ONNX-MLIR provides a compiler infrastructure to transform ONNX graphs into optimized code for various targets, including CPUs and specialized accelerators. It targets researchers and developers needing to deploy ONNX models efficiently with minimal runtime dependencies, offering flexibility in output formats like LLVM IR, object files, or shared libraries.
How It Works
The project leverages the MLIR (Multi-Level Intermediate Representation) compiler framework and its LLVM backend. It defines an ONNX dialect within MLIR to represent ONNX graphs directly. This allows for staged lowering: ONNX graphs are first translated into the ONNX MLIR dialect, then progressively lowered through various MLIR dialects (e.g., affine, SCF, LLVM) to LLVM IR, which is then compiled to native code. This approach enables sophisticated compiler optimizations and target-specific code generation.
Quick Start & Requirements
- Install/Run: Prebuilt Docker images are the recommended approach. Direct setup requires Python >= 3.8, GCC >= 6.4, Protobuf >= 4.21.12, CMake >= 3.13.4, Make >= 4.2.1 or Ninja >= 1.10.2, and optionally Java >= 1.11.
- Dependencies: Relies on specific commits of the LLVM project.
- Resources: Building from source can be complex due to dependency management.

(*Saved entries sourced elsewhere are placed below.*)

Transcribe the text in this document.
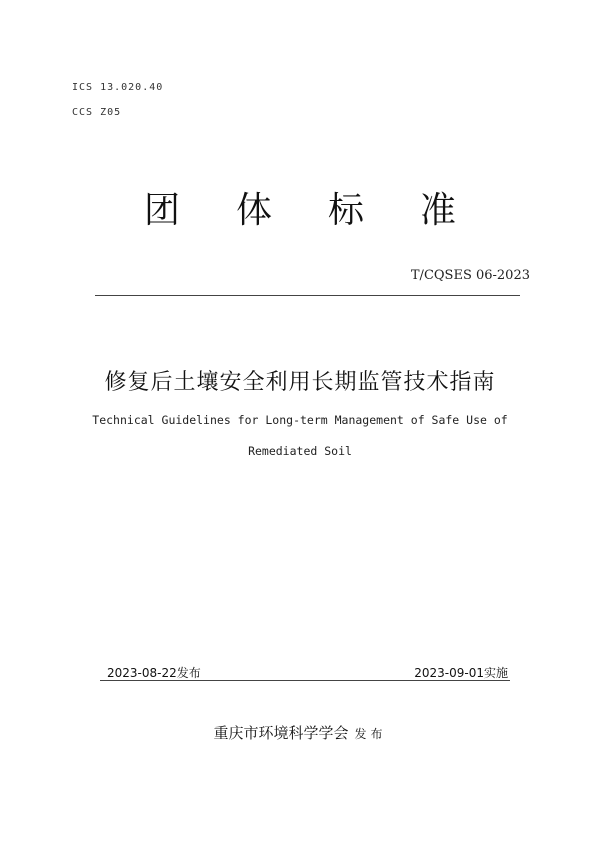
ICS 13.020.40
CCS Z05
团体标准
T/CQSES 06-2023
修复后土壤安全利用长期监管技术指南
Technical Guidelines for Long-term Management of Safe Use of
Remediated Soil
2023-08-22发布	2023-09-01实施
重庆市环境科学学会 发布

- Docs: https://onnx.ai/onnx-mlir/
Highlighted Details
- Supports lowering ONNX graphs to MLIR, LLVM IR, object files, shared libraries, and JNI libraries.
- Offers multiple optimization levels (-O0 to -O3).
- Includes an ONNX dialect for direct integration into other MLIR projects.
- Used by IBM zDLC compiler for IBM Telum servers.
Maintenance & Community
- Active community via a Slack channel (#onnx-mlir-discussion) and GitHub Issues.
- Weekly informal meetings for discussions.
- Requires DCO signing for contributions.
- Code of Conduct
Licensing & Compatibility
- The project appears to be primarily licensed under Apache 2.0, but specific components or dependencies might have different licenses. The README does not explicitly state a single license for the entire project. Compatibility for commercial use is generally good under Apache 2.0.
Limitations & Caveats
- Dependency on specific LLVM commits can complicate upgrades.
- Support for ONNX operations varies and is detailed for generic CPUs and IBM Telum accelerators.
- Setup can be tricky without Docker due to complex dependencies.